Maintaining a Healthy Relationship with a Loved One as You Manage Their Finances
Managing the finances of a loved one can be a challenging and sensitive task for anyone. Whether you are helping an aging parent, spouse, or a family member living with a disability, you’ll want to make sure they stay financially healthy and their money is able to cover their long-term needs. But when you’re taking over financial management from someone who is used to being independent and handling money on their own, conflicts can arise — often leading to frustration and tough conversations. Below, we'll explore some key strategies to help you navigate this delicate territory while preserving the bond you share with your loved one.
1. Involve your loved one from the beginning
Even when someone isn’t in a position to safely manage their money on their own, it can help your relationship to find ways to include them in your decision-making process. This could look like asking them about how they’ve approached money management in the past, what their financial goals are, and what they need and want to spend money on. When possible, try to avoid making unilateral decisions without your loved one’s input or consent, as this can lead to feelings of helplessness and resentment.
Transparency on your part can also go far in fostering connection and confidence in your new role. Once you have a budget or spending plan, walk through how you came up with these numbers, what money they have coming in, what bills or other expenses need to be taken care of first (e.g. medical expenses, rent, utilities, etc.), and what’s leftover each month.
2. Put protections in place without sacrificing their autonomy
People who are unable to manage their money independently are often targeted by fraud and scammers. This can leave family members nervous and paranoid, and push them to take unnecessary measures to protect their loved ones — cutting up their credit cards, taking away checkbooks, and leaving them without any way to spend money on their own. These experiences can increase tension on both sides of the relationship and can often be avoided. The loved one feels stripped of their independence when they’re not allowed to spend money as they have for decades, and the family member who’s managing their money must be present anytime the loved one needs to buy something.
If you want to put protections in place while still helping your loved one make some purchases for themselves, the True Link Visa® Prepaid Card can be a good option. With the Spending Monitor, you can set up where the Visa card can and cannot be used, block over the phone or online spending (where scams are common), and set transaction limits to avoid big purchases. Learn some more tips on how to help protect a loved one from scams.
3. Know when to speak up and when to withhold judgment
While you may be responsible for managing your loved one’s finances, this doesn’t mean you should feel pressured to control how every dollar is spent. If, for example, they get $100 a month to spend as they’d like after important bills are paid, do your best to withhold judgment on what a “smart” or “reasonable” expense would be. Giving your loved one autonomy to spend a portion of their money freely can help you develop mutual respect and acceptance about your role as a financial caregiver. And if you’re worried about them spending their monthly allowance too quickly, you can schedule weekly transfers via the True Link platform instead of transfering in one lump sum.

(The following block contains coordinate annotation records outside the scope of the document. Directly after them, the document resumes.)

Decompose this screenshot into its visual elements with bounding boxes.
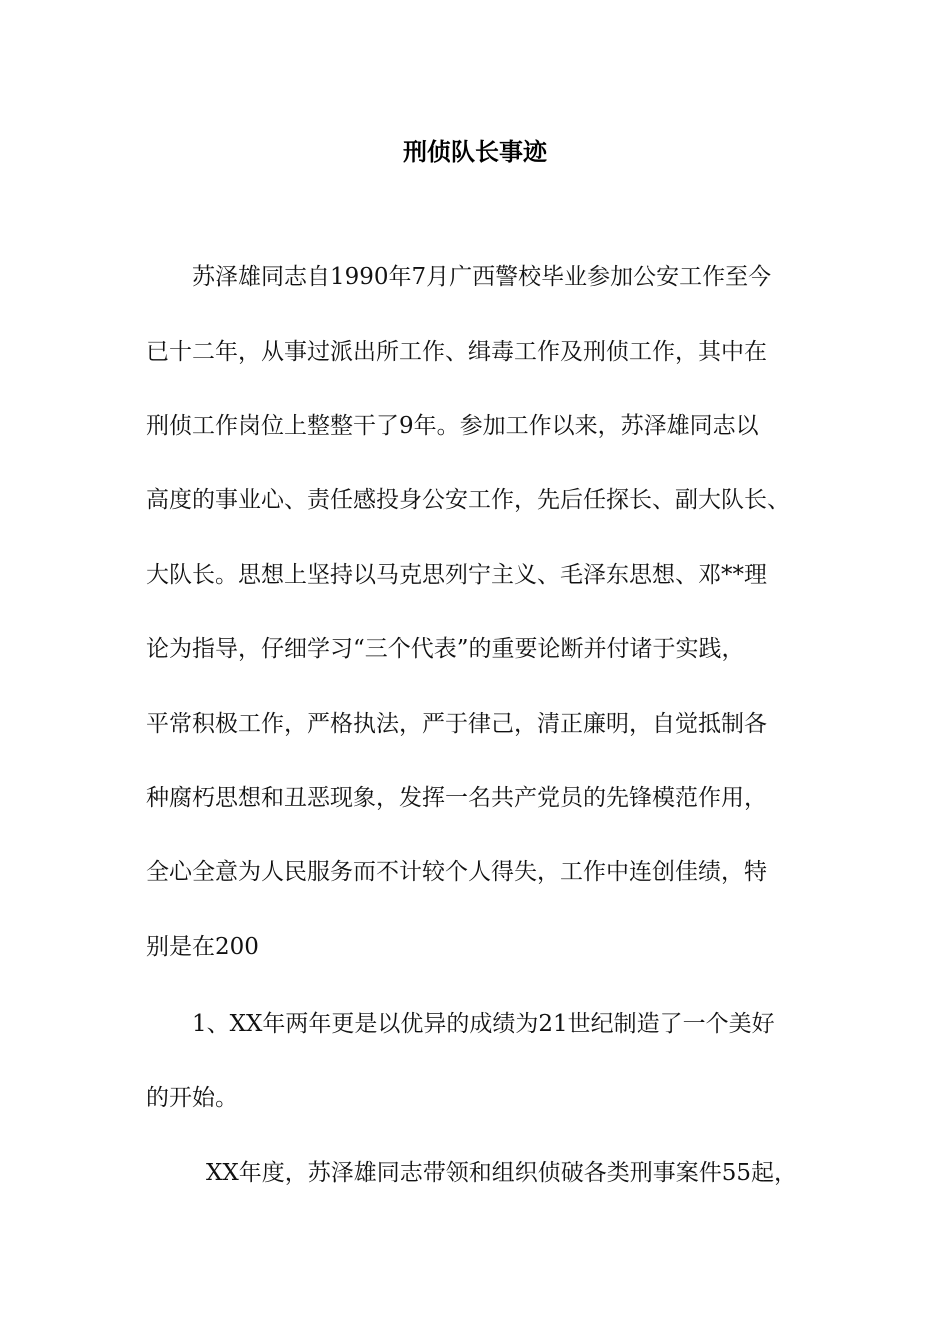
paragraph-line: 已十二年，从事过派出所工作、缉毒工作及刑侦工作，其中在	[146, 339, 767, 365]
document-title: 刑侦队长事迹	[403, 138, 547, 166]
paragraph-line: 全心全意为人民服务而不计较个人得失，工作中连创佳绩，特	[146, 859, 767, 885]
paragraph-line: 种腐朽思想和丑恶现象，发挥一名共产党员的先锋模范作用，	[146, 785, 767, 811]
paragraph-line: 论为指导，仔细学习“三个代表”的重要论断并付诸于实践，	[146, 636, 745, 662]
paragraph-line: 别是在200	[146, 934, 259, 960]
paragraph-line: XX年度，苏泽雄同志带领和组织侦破各类刑事案件55起，	[206, 1160, 798, 1186]
paragraph-line: 1、XX年两年更是以优异的成绩为21世纪制造了一个美好	[192, 1011, 775, 1037]
paragraph-line: 刑侦工作岗位上整整干了9年。参加工作以来，苏泽雄同志以	[146, 413, 759, 439]
paragraph-line: 平常积极工作，严格执法，严于律己，清正廉明，自觉抵制各	[146, 711, 767, 737]
paragraph-line: 大队长。思想上坚持以马克思列宁主义、毛泽东思想、邓**理	[146, 562, 767, 588]
paragraph-line: 高度的事业心、责任感投身公安工作，先后任探长、副大队长、	[146, 487, 790, 513]
paragraph-line: 苏泽雄同志自1990年7月广西警校毕业参加公安工作至今	[192, 264, 772, 290]
paragraph-line: 的开始。	[146, 1085, 238, 1111]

4. Help in-home caregivers make purchases
If you’ve hired a home health aide or caregiver, they may need to make purchases on your loved one’s behalf (e.g. food, prescriptions, medical co-pays, etc.). Maintaining a good relationship with an in-home caregiver benefits both you and your loved one, so you want to avoid money tensions here as well. True Link can also be particularly useful in these situations. The caregiver can make purchases on behalf of your loved one using a True Link Visa Card to help provide transparency into spending and reduce the risk of fraud, and family members can use the Spending Monitor to track spending, customize where the Visa card works (e.g. grocery stores, pharmacies, doctors), and load money onto the card as needed.

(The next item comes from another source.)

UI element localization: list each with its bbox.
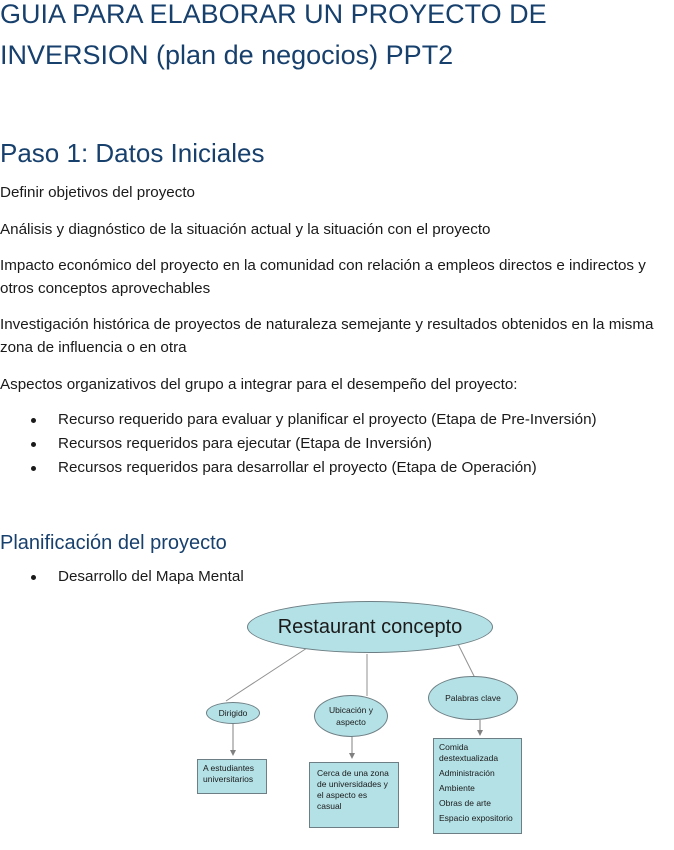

5. Consult an expert when you need support
Managing a loved one's finances isn’t without complexity and can put a lot of stress on the family member who is taking charge of this responsibility. Remember that maintaining your own mental and physical health is crucial for providing the best care for your loved one, and there are many professionals who can help you navigate your role as a financial caregiver.

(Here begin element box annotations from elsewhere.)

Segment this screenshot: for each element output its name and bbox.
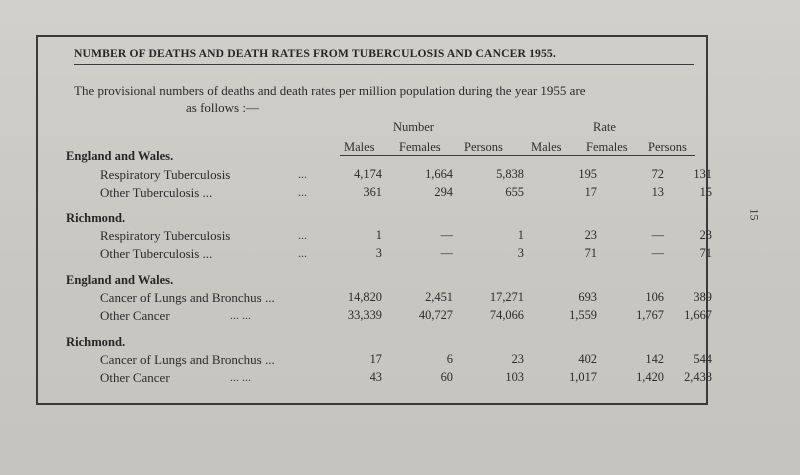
- row-label: Other Tuberculosis ...: [100, 185, 213, 200]
- row-leader-dots: ...: [298, 228, 307, 242]
- header-number-males: Males: [344, 140, 375, 154]
- cell-rate-males: 402: [578, 352, 597, 366]
- cell-number-females: 2,451: [425, 290, 453, 304]
- section-heading-england-wales-cancer: England and Wales.: [66, 273, 174, 287]
- row-leader-dots: ... ...: [230, 308, 251, 322]
- cell-rate-persons: 131: [693, 167, 712, 181]
- page-number: 15: [747, 208, 762, 221]
- cell-number-males: 4,174: [354, 167, 382, 181]
- cell-rate-males: 23: [584, 228, 597, 242]
- section-heading-england-wales-tb: England and Wales.: [66, 149, 174, 163]
- section-heading-richmond-tb: Richmond.: [66, 211, 126, 225]
- cell-rate-persons: 71: [699, 246, 712, 260]
- cell-number-persons: 103: [505, 370, 524, 384]
- cell-number-males: 14,820: [347, 290, 382, 304]
- row-label: Respiratory Tuberculosis: [100, 167, 231, 182]
- cell-rate-females: 72: [651, 167, 664, 181]
- row-leader-dots: ...: [298, 185, 307, 199]
- cell-rate-females: 1,767: [636, 308, 664, 322]
- cell-number-persons: 3: [517, 246, 524, 260]
- header-rate-persons: Persons: [648, 140, 687, 154]
- cell-number-males: 33,339: [347, 308, 382, 322]
- cell-rate-females: 1,420: [636, 370, 664, 384]
- header-group-number: Number: [393, 120, 434, 134]
- row-leader-dots: ...: [298, 167, 307, 181]
- header-rate-females: Females: [586, 140, 628, 154]
- cell-number-persons: 1: [517, 228, 524, 242]
- cell-number-persons: 655: [505, 185, 524, 199]
- table-row: [0, 290, 800, 308]
- cell-rate-males: 71: [584, 246, 597, 260]
- cell-number-persons: 23: [511, 352, 524, 366]
- intro-text-line-1: The provisional numbers of deaths and death rates per million population during the year 1955 are: [74, 83, 586, 98]
- cell-rate-males: 17: [584, 185, 597, 199]
- cell-rate-males: 195: [578, 167, 597, 181]
- cell-rate-males: 693: [578, 290, 597, 304]
- cell-number-females: 6: [446, 352, 453, 366]
- header-group-rate: Rate: [593, 120, 616, 134]
- header-number-persons: Persons: [464, 140, 503, 154]
- title-underline: [74, 64, 694, 65]
- cell-number-persons: 17,271: [489, 290, 524, 304]
- intro-text-line-2: as follows :—: [186, 100, 259, 115]
- table-row: [0, 185, 800, 203]
- cell-rate-persons: 1,667: [684, 308, 712, 322]
- cell-rate-females: 13: [651, 185, 664, 199]
- row-label: Respiratory Tuberculosis: [100, 228, 231, 243]
- cell-number-females: 1,664: [425, 167, 453, 181]
- cell-rate-persons: 23: [699, 228, 712, 242]
- cell-rate-persons: 389: [693, 290, 712, 304]
- row-label: Other Cancer: [100, 370, 170, 385]
- cell-number-males: 1: [375, 228, 382, 242]
- cell-number-persons: 5,838: [496, 167, 524, 181]
- cell-number-females: 40,727: [418, 308, 453, 322]
- cell-number-females: —: [440, 228, 453, 242]
- row-label: Cancer of Lungs and Bronchus ...: [100, 352, 275, 367]
- cell-rate-males: 1,559: [569, 308, 597, 322]
- cell-number-males: 361: [363, 185, 382, 199]
- section-heading-richmond-cancer: Richmond.: [66, 335, 126, 349]
- cell-number-males: 3: [375, 246, 382, 260]
- cell-rate-persons: 2,438: [684, 370, 712, 384]
- table-row: [0, 352, 800, 370]
- table-row: [0, 228, 800, 246]
- header-rate-males: Males: [531, 140, 562, 154]
- header-number-females: Females: [399, 140, 441, 154]
- table-row: [0, 370, 800, 388]
- cell-number-females: 60: [440, 370, 453, 384]
- row-label: Other Tuberculosis ...: [100, 246, 213, 261]
- cell-rate-persons: 544: [693, 352, 712, 366]
- header-underline: [340, 155, 695, 156]
- cell-number-females: —: [440, 246, 453, 260]
- row-leader-dots: ...: [298, 246, 307, 260]
- cell-number-males: 43: [369, 370, 382, 384]
- row-label: Cancer of Lungs and Bronchus ...: [100, 290, 275, 305]
- table-row: [0, 308, 800, 326]
- row-leader-dots: ... ...: [230, 370, 251, 384]
- cell-number-persons: 74,066: [489, 308, 524, 322]
- table-row: [0, 167, 800, 185]
- cell-rate-females: 106: [645, 290, 664, 304]
- table-row: [0, 246, 800, 264]
- document-title: NUMBER OF DEATHS AND DEATH RATES FROM TUBERCULOSIS AND CANCER 1955.: [74, 47, 556, 60]
- cell-number-males: 17: [369, 352, 382, 366]
- row-label: Other Cancer: [100, 308, 170, 323]
- cell-rate-females: —: [651, 246, 664, 260]
- cell-rate-females: —: [651, 228, 664, 242]
- cell-rate-males: 1,017: [569, 370, 597, 384]
- cell-number-females: 294: [434, 185, 453, 199]
- cell-rate-females: 142: [645, 352, 664, 366]
- cell-rate-persons: 15: [699, 185, 712, 199]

This could mean working with a financial advisor, accountant, or elder law attorney to take on specific tasks and help you make informed decisions. You may also decide to outsource responsibilities of financial management to a professional fiduciary or trustee which can allow you to focus more on maintaining a healthy relationship with your loved one instead of handling the burden of managing their finances.
While managing the finances of someone else can seem like an intimidating responsibility at first, if handled with care and proper planning, it can become quite manageable for anyone. And if you ever feel stuck or overwhelmed in the role, there are plenty of resources available to help and even professionals who can offer invaluable guidance and advice.